PictureAzalleyah being presented with her Poverty Bay jersey by DJ Forbes. PHOTO: Poverty Bay Rugby.
She has been playing sevens for just over two years and predominantly just plays sevens owing to fewer matches in Poverty Bay and no local women’s club rugby competition.
​
Azalleyah’s Gisborne Girls’ High School and Lytton High School are the two rival girls rugby schools and three weeks ago and a week after Azalleyah’s selection in the New Zealand team, they met in the Ngati Porou East Coast Secondary School Girls’ final.

Lytton prevailed 31-24 after opening up a five try lead, only for Azalleyah and Gisborne Girls’ High School to launch a furious fightback and close the gap.

The two schools will be hoping to qualify for the Condor 7s again this year in early December.

“We came ninth last year; we just missed out on beating Christchurch Girls’ High School. That was our second Condors and the year before we came about 16th.”

Following Condors, Azalleyah played for the New Zealand U17 Girls team that won the second annual World Sevens tournament, beating the Australian Schoolgirls 20-19 in the final.

In January she was selected for the Poverty Bay Women’s side that competed in the National Provincial Sevens in Rotorua for the first time.

Following that, Azalleyah and Gisborne Girls’ High School teammate Te Maiora Olsen-Baker were invited as two of 28 players to attend the U18 trials in Wellington and Azalleyah was selected for the Oceania Tournament from there.

This is her third year playing rugby. “I used to play Rippa when I was little but then I stopped when I moved to Gisborne. My friends started playing, so I started playing again that way.”

As well as her father, former Ngati Porou East Coast midfielder Tojo Maaka, another person that helped introduce Azalleyah to rugby was local sports legend Trish Hina.

Hina has represented her country in four sports – rugby, rugby league, softball and Touch.
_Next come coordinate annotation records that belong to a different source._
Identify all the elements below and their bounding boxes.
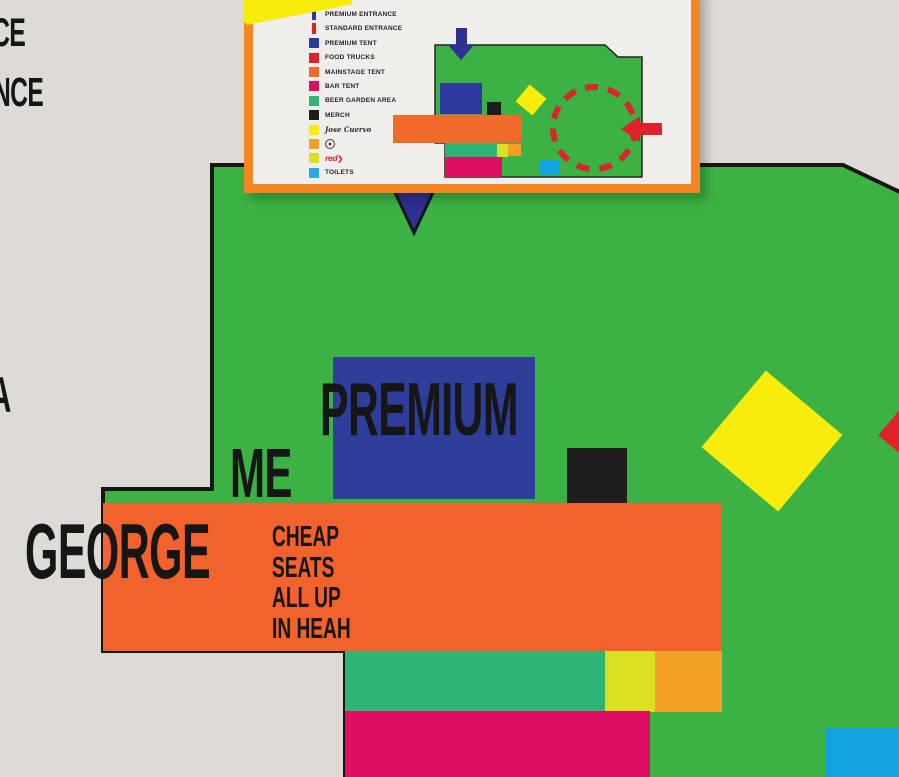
red-brand-square-shape [605,651,655,712]
overview-inset-card: PREMIUM ENTRANCE STANDARD ENTRANCE PREMI… [244,0,700,193]
cheap-seats-line-3: ALL UP [272,583,351,614]
legend-label: FOOD TRUCKS [325,54,375,61]
legend-row-circle-brand [309,139,402,150]
beer-garden-swatch-icon [309,96,319,106]
mainstage-tent-swatch-icon [309,67,319,77]
circular-brand-logo-icon [325,139,335,149]
legend-row-premium-tent: PREMIUM TENT [309,38,402,49]
legend-row-beer-garden: BEER GARDEN AREA [309,95,402,106]
toilets-swatch-icon [309,168,319,178]
legend-label: PREMIUM ENTRANCE [325,11,397,18]
legend-row-standard-entrance: STANDARD ENTRANCE [309,23,402,34]
legend-row-merch: MERCH [309,110,402,121]
inset-legend: PREMIUM ENTRANCE STANDARD ENTRANCE PREMI… [309,9,402,182]
premium-tent-swatch-icon [309,38,319,48]
beer-garden-strip-shape [345,651,605,711]
legend-label: TOILETS [325,169,354,176]
cheap-seats-line-1: CHEAP [272,522,351,553]
legend-row-red-brand: red❯ [309,153,402,164]
me-label: ME [230,438,292,508]
legend-row-premium-entrance: PREMIUM ENTRANCE [309,9,402,20]
red-brand-logo: red❯ [325,153,343,163]
legend-label: BEER GARDEN AREA [325,97,396,104]
toilets-shape [825,728,899,777]
legend-row-food-trucks: FOOD TRUCKS [309,52,402,63]
bar-tent-shape [345,711,650,777]
cheap-seats-line-2: SEATS [272,553,351,584]
george-label: GEORGE [25,512,210,590]
red-brand-swatch-icon [309,153,319,163]
festival-map-page: PREMIUM ME GEORGE CHEAP SEATS ALL UP IN … [0,0,899,777]
merch-shape [567,448,627,503]
red-brand-logo-text: red [325,153,337,163]
premium-tent-label: PREMIUM [320,372,518,447]
legend-label: BAR TENT [325,83,359,90]
legend-row-bar-tent: BAR TENT [309,81,402,92]
edge-text-area: A [0,370,11,420]
legend-row-toilets: TOILETS [309,167,402,178]
legend-row-mainstage-tent: MAINSTAGE TENT [309,67,402,78]
food-trucks-swatch-icon [309,53,319,63]
merch-swatch-icon [309,110,319,120]
circle-brand-swatch-icon [309,139,319,149]
bar-tent-swatch-icon [309,81,319,91]
jose-cuervo-swatch-icon [309,125,319,135]
cheap-seats-label: CHEAP SEATS ALL UP IN HEAH [272,522,351,644]
jose-cuervo-logo: Jose Cuervo [325,125,371,134]
cheap-seats-line-4: IN HEAH [272,614,351,645]
legend-row-jose-cuervo: Jose Cuervo [309,124,402,135]
legend-label: MAINSTAGE TENT [325,69,385,76]
legend-label: MERCH [325,112,350,119]
sponsor-orange-square-shape [655,651,722,712]
edge-text-entrance-2: NCE [0,72,43,113]
standard-entrance-swatch-icon [309,23,319,34]
legend-label: STANDARD ENTRANCE [325,25,402,32]
red-brand-logo-glyph-icon: ❯ [337,156,343,163]
legend-label: PREMIUM TENT [325,40,377,47]
edge-text-entrance-1: CE [0,13,25,53]
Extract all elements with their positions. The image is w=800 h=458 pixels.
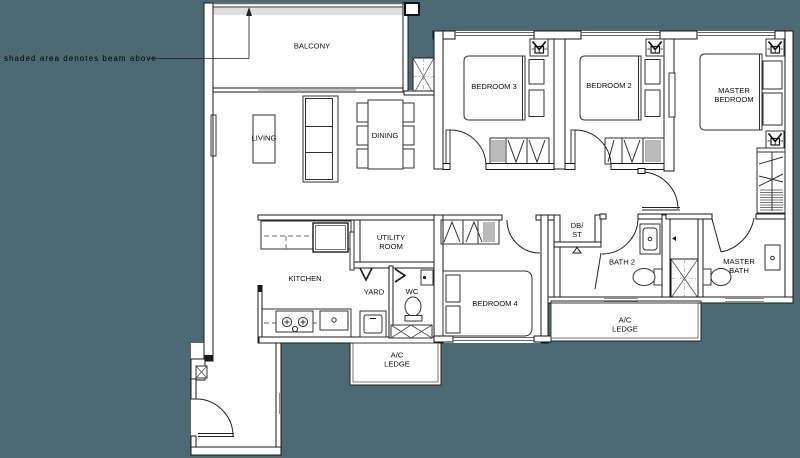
- svg-text:WC: WC: [406, 287, 419, 296]
- svg-text:BEDROOM 2: BEDROOM 2: [586, 81, 632, 90]
- svg-text:KITCHEN: KITCHEN: [288, 274, 321, 283]
- svg-text:A/C: A/C: [619, 316, 632, 325]
- svg-text:LIVING: LIVING: [252, 134, 277, 143]
- svg-text:BEDROOM: BEDROOM: [714, 95, 753, 104]
- svg-text:ROOM: ROOM: [379, 242, 403, 251]
- svg-text:YARD: YARD: [364, 288, 385, 297]
- svg-text:BEDROOM 4: BEDROOM 4: [472, 299, 518, 308]
- svg-text:BATH: BATH: [729, 266, 749, 275]
- svg-text:LEDGE: LEDGE: [384, 360, 410, 369]
- svg-text:BALCONY: BALCONY: [294, 42, 330, 51]
- svg-text:A/C: A/C: [391, 351, 404, 360]
- svg-text:DB/: DB/: [571, 221, 585, 230]
- svg-text:UTILITY: UTILITY: [377, 233, 405, 242]
- svg-text:shaded area denotes beam above: shaded area denotes beam above: [4, 54, 157, 63]
- svg-text:ST: ST: [572, 230, 582, 239]
- svg-text:MASTER: MASTER: [723, 257, 755, 266]
- svg-text:BATH 2: BATH 2: [609, 258, 635, 267]
- svg-text:LEDGE: LEDGE: [612, 325, 638, 334]
- svg-text:DINING: DINING: [372, 131, 399, 140]
- svg-text:MASTER: MASTER: [718, 86, 750, 95]
- svg-text:BEDROOM 3: BEDROOM 3: [471, 82, 517, 91]
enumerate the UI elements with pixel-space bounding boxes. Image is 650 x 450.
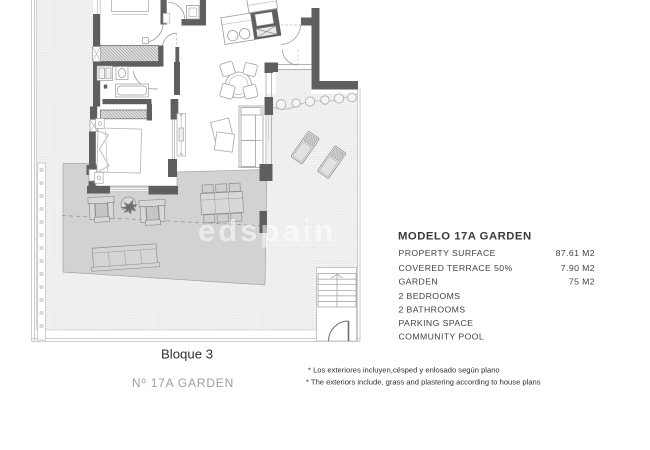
svg-text:PARKING SPACE: PARKING SPACE <box>399 318 474 328</box>
svg-text:Bloque 3: Bloque 3 <box>161 347 213 362</box>
svg-text:87.61 M2: 87.61 M2 <box>556 248 595 258</box>
svg-text:MODELO 17A GARDEN: MODELO 17A GARDEN <box>398 231 532 243</box>
svg-text:75 M2: 75 M2 <box>569 276 595 286</box>
svg-text:* Los exteriores incluyen,césp: * Los exteriores incluyen,césped y enlos… <box>308 366 500 375</box>
svg-text:edspain: edspain <box>198 213 336 248</box>
svg-text:* The exteriors include, grass: * The exteriors include, grass and plast… <box>306 378 541 387</box>
svg-text:PROPERTY SURFACE: PROPERTY SURFACE <box>399 248 496 258</box>
svg-text:GARDEN: GARDEN <box>399 276 439 286</box>
svg-text:COVERED TERRACE 50%: COVERED TERRACE 50% <box>399 263 513 273</box>
svg-text:2 BATHROOMS: 2 BATHROOMS <box>399 304 466 314</box>
svg-text:Nº 17A GARDEN: Nº 17A GARDEN <box>132 376 234 390</box>
svg-text:2 BEDROOMS: 2 BEDROOMS <box>399 291 461 301</box>
svg-text:COMMUNITY POOL: COMMUNITY POOL <box>399 331 485 341</box>
svg-text:7.90 M2: 7.90 M2 <box>561 263 595 273</box>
She was the New Zealand Women’s Rugby League Player of the Year in 2000 – the year Azalleyah was born – and won the 2010 Women’s World Cup with the Black Ferns rugby union team.

Azalleyah also thanks her strength and conditioning coach Zara from the Poverty Bay union for helping her train and prepare for a big few months ahead.
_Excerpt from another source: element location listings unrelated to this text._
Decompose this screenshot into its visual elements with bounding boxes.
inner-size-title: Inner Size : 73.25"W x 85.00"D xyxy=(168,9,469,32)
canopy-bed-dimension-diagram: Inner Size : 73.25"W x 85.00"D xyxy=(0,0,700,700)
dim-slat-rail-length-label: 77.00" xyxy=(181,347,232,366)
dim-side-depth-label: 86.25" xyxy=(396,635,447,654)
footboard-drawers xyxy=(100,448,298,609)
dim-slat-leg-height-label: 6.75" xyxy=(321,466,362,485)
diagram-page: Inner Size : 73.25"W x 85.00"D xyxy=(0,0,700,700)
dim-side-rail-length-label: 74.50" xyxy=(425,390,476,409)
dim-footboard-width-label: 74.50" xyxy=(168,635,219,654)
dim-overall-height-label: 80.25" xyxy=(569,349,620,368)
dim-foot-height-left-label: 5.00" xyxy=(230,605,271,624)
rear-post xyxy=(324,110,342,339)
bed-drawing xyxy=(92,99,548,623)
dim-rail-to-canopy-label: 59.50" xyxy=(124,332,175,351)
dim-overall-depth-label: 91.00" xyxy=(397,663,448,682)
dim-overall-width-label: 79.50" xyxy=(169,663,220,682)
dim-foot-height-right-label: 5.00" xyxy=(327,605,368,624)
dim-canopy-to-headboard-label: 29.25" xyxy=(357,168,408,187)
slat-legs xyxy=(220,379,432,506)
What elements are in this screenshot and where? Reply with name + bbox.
She also plays netball for her school “anywhere on the court except for shooter” and also social Touch. “When I was younger I used to play everything.”

The Youth Olympics will be her fourth trip overseas playing rugby.

“I went to Japan and New Caledonia on trips with the Pakiea team here in Gisborne. I enjoyed experiencing the culture in those places as well as playing the rugby.”

Azalleyah’s dream is to make the Black Ferns in the future, and sees current national sevens captain Sarah Goss as a rugby role model.

For nutrition, she’s a fan of chicken and rice and P.E and maths are her favourite school subjects.

She is unsure what she will do next year after leaving school “I will just go with the flow and see what happens.” There is a high chance that whatever she does will be rugby or sports related.

Picture
Picture
The New Zealand U18 Women's sevens side after their Oceania Tournament win in Sydney in April.